The Republican Party has developed gun rights into a huge political issue, which it shouldn't have been. THEY say that the purpose of teh 2nd Amendment is to allow citizens to fight their govt. when it goes rogue, to facilitate another revolution, which is the dumbest idea you ever heard. Militias are a TOOL of the government! They also insist that the other party wants to just ban guns and take them away, which is also false.
2019-08-03 6:29 am
The problem with the debate is that there are people on both extreme ends who don't have a well-formed opinion and rather just operate from falsified info handed to them from whatever media they suck on. Conservative gun nuts have no clue what 2A says, and they have no idea what most of the gun control advocates are even asking for - but they've been told by Fox News that 2A says machine guns for everyone and that "libruls want to take every one of yer guns". Which is of course not true on the whole but still there is a small number of extremists on the left who do indeed want to ban all manner of guns, which FNN points at & claims they represent the whole group (and of course, generalization being a core tenet of conservatism, they swallow that lie whole).
2019-08-03 10:40 am
Yeah, you're right.
2019-08-03 6:45 am
The fighting in the American Revolution began when British soldiers went to Lexington and Concord looking to find and confiscate a cache of weapons the colonists had stashed. In my opinion that's why the founders adopted the Second Amendment, making it a legal for Americans to keep weapons caches (armories) for use by the militia when needed.
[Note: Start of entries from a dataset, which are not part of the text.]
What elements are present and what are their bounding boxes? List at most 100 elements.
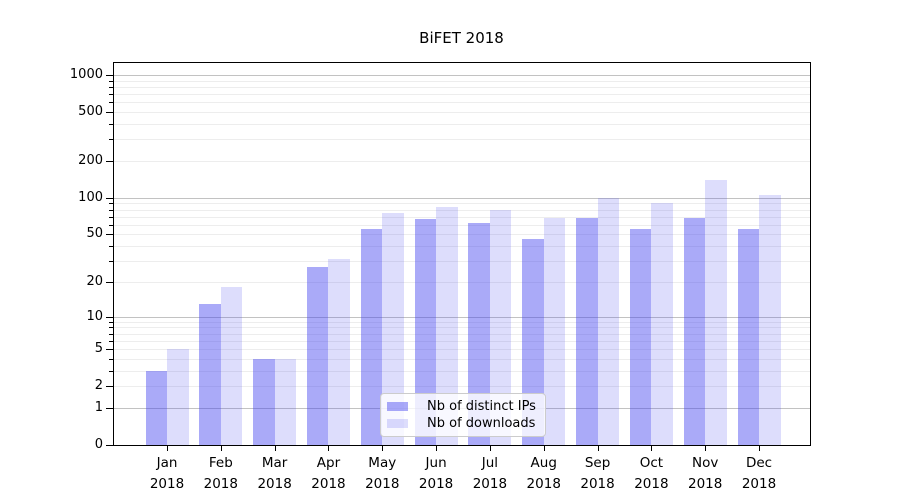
- gridline-minor-5: [114, 349, 810, 351]
- x-tick-month: Dec: [745, 455, 773, 471]
- y-tick-1: [106, 407, 113, 409]
- y-tick-label-50: 50: [86, 226, 103, 242]
- x-tick-label-apr: Apr 2018: [298, 453, 358, 495]
- x-tick-label-oct: Oct 2018: [621, 453, 681, 495]
- x-tick-year: 2018: [472, 476, 508, 492]
- x-tick-nov: [705, 445, 707, 451]
- x-tick-label-aug: Aug 2018: [514, 453, 574, 495]
- y-tick-minor-20: [109, 281, 113, 283]
- y-tick-10: [106, 316, 113, 318]
- bar-downloads-jul: [489, 210, 512, 445]
- bar-distinct-ips-nov: [683, 217, 706, 445]
- x-tick-year: 2018: [149, 476, 185, 492]
- gridline-minor-300: [114, 139, 810, 141]
- bar-distinct-ips-dec: [737, 228, 760, 445]
- gridline-minor-40: [114, 246, 810, 248]
- gridline-minor-2: [114, 386, 810, 388]
- gridline-minor-70: [114, 216, 810, 218]
- gridline-minor-200: [114, 161, 810, 163]
- x-tick-mar: [274, 445, 276, 451]
- bar-distinct-ips-mar: [253, 358, 275, 445]
- legend: Nb of distinct IPs Nb of downloads: [380, 393, 546, 437]
- x-tick-label-jul: Jul 2018: [460, 453, 520, 495]
- y-tick-0: [106, 445, 113, 446]
- y-tick-label-100: 100: [78, 189, 103, 205]
- y-tick-minor-700: [109, 94, 113, 96]
- bar-downloads-jun: [436, 207, 458, 445]
- y-tick-minor-200: [109, 161, 113, 163]
- gridline-minor-80: [114, 209, 810, 211]
- bar-distinct-ips-jun: [414, 219, 437, 445]
- y-tick-label-0: 0: [94, 437, 103, 452]
- x-tick-label-feb: Feb 2018: [191, 453, 251, 495]
- gridline-minor-800: [114, 87, 810, 89]
- x-tick-jul: [489, 445, 491, 451]
- plot-area: [113, 62, 811, 446]
- gridline-minor-30: [114, 261, 810, 263]
- y-tick-minor-2: [109, 386, 113, 388]
- gridline-minor-700: [114, 94, 810, 96]
- x-tick-label-may: May 2018: [352, 453, 412, 495]
- bar-distinct-ips-jan: [145, 370, 167, 445]
- x-tick-aug: [543, 445, 545, 451]
- y-tick-label-1: 1: [94, 399, 103, 415]
- y-tick-minor-300: [109, 139, 113, 141]
- x-tick-month: Aug: [530, 455, 557, 471]
- bar-downloads-sep: [597, 197, 620, 445]
- y-tick-minor-500: [109, 112, 113, 114]
- x-tick-month: Jan: [156, 455, 178, 471]
- x-tick-may: [382, 445, 384, 451]
- gridline-minor-60: [114, 224, 810, 226]
- y-tick-label-5: 5: [94, 341, 103, 357]
- x-tick-year: 2018: [311, 476, 346, 492]
- y-tick-minor-9: [109, 321, 113, 323]
- bar-distinct-ips-feb: [199, 303, 221, 445]
- gridline-major-100: [114, 197, 810, 199]
- x-tick-month: Apr: [316, 455, 341, 471]
- x-tick-month: Sep: [584, 455, 611, 471]
- legend-swatch-downloads: [387, 419, 408, 429]
- x-tick-label-jan: Jan 2018: [137, 453, 197, 495]
- bar-distinct-ips-oct: [629, 229, 652, 445]
- x-tick-jun: [436, 445, 438, 451]
- x-tick-month: Nov: [692, 455, 719, 471]
- legend-label-distinct-ips: Nb of distinct IPs: [427, 398, 536, 414]
- gridline-minor-50: [114, 234, 810, 236]
- chart-title: BiFET 2018: [419, 29, 504, 47]
- y-tick-minor-80: [109, 209, 113, 211]
- gridline-minor-6: [114, 340, 810, 342]
- bar-distinct-ips-may: [360, 229, 383, 445]
- y-tick-minor-7: [109, 333, 113, 335]
- bar-downloads-oct: [651, 203, 673, 445]
- bar-downloads-may: [382, 213, 404, 445]
- y-tick-100: [106, 197, 113, 199]
- x-tick-month: Oct: [639, 455, 664, 471]
- x-tick-sep: [597, 445, 599, 451]
- x-tick-month: Mar: [261, 455, 288, 471]
- y-tick-minor-900: [109, 80, 113, 82]
- legend-label-downloads: Nb of downloads: [427, 416, 536, 432]
- x-tick-jan: [167, 445, 168, 451]
- x-tick-month: May: [368, 455, 397, 471]
- bar-downloads-feb: [220, 287, 243, 445]
- bar-distinct-ips-sep: [576, 218, 598, 445]
- y-tick-1000: [106, 75, 113, 77]
- gridline-minor-20: [114, 281, 810, 283]
- bar-downloads-dec: [759, 195, 781, 445]
- x-tick-label-dec: Dec 2018: [729, 453, 789, 495]
- y-tick-minor-60: [109, 224, 113, 226]
- y-tick-minor-30: [109, 261, 113, 263]
- bar-downloads-aug: [543, 217, 566, 445]
- x-tick-year: 2018: [365, 476, 400, 492]
- gridline-minor-400: [114, 124, 810, 126]
- gridline-minor-600: [114, 102, 810, 104]
- gridline-minor-8: [114, 327, 810, 329]
- y-tick-label-2: 2: [94, 378, 103, 394]
- x-tick-year: 2018: [418, 476, 454, 492]
- x-tick-apr: [328, 445, 330, 451]
- legend-swatch-distinct-ips: [387, 401, 408, 411]
- gridline-minor-4: [114, 358, 810, 360]
- gridline-minor-9: [114, 321, 810, 323]
- x-tick-month: Feb: [208, 455, 233, 471]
Which would mean the Second Amendment is obsolete today because we have a large Army, Navy, Air Force, Marine Corps, etc., a militia is no longer necessary.



(That was the ATF and the FBI at Waco, not the Army.)
2019-08-03 6:28 am
It was the Supreme Court that said the term “well-regulated militia” means any nutcase can buy assault rifles and handheld nuclear weapons.

Antonin Scalia said his interpretation of it is that anybody can have any weapon that can be held, or “beared.” So assault rifles are ok, but cannons are not.
2019-08-03 6:44 am
The problem I have is that many Americans don't understand that their constitution and 2nd amendment rights are only valid in the USA. When they leave the USA they have absolutely none of those rights.